I told him I like listening to music and dance around but again I can’t do it for long because I get hot.  He told me to take a walk outside.  But again I told him I can’t because I have to have someone to guide me along because of my ataxia. I can’t walk straight and get lost real easily. He said I needed more brain stimulation.  He asked do you do braille?  I told him I did learn but because of my neuropathy in my fingers from poking them for blood sugars for 26 years, it makes it very difficult.  I read very very slowly and put myself asleep waiting for the next word.  LOL.  He suggested I walk on the treadmill slowly and for a longer time and try to work up my endurance.  And lastly he suggested taking Vitamin B12 every day.

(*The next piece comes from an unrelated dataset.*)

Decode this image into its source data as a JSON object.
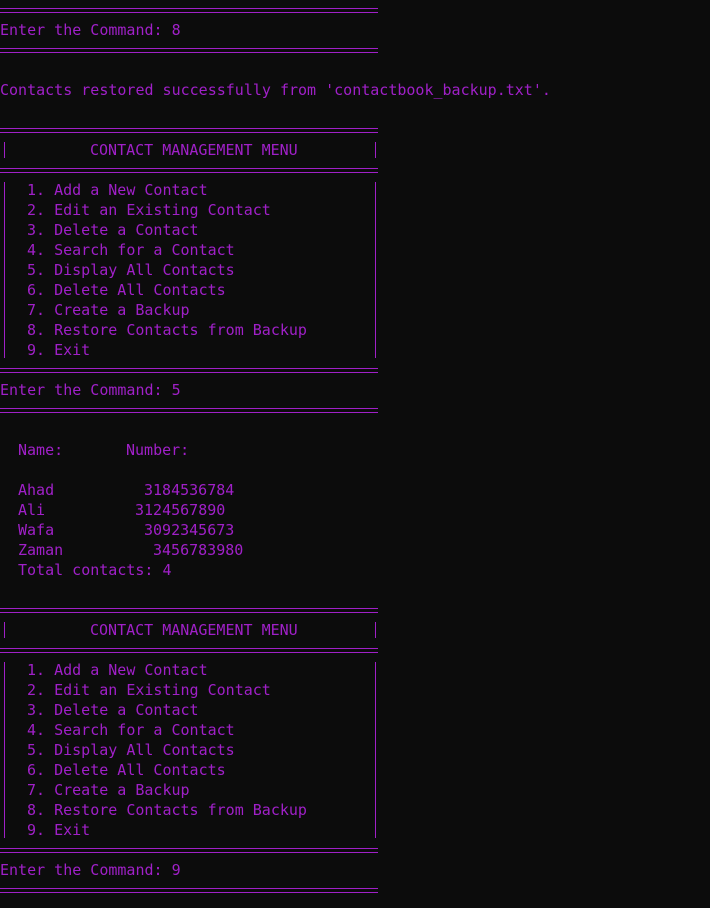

With all my health problems I could easily be deficient. He also wanted me to test my oxygen saturation levels wearing a clip on my finger for 24 hours.  I’m going to get that done tomorrow so I can tell you the test results next week. 

At that point he scooted back and said “you are a challenging patient.”  I told him “thank you very much.”  He laughed and I said “I enjoy being different.”

This should tell everyone how different we WS people are.  I can’t stay awake and Adam wrote in his blog last week that he can’t get to sleep. We should switch for a day then he could get some sleep and I could stay awake.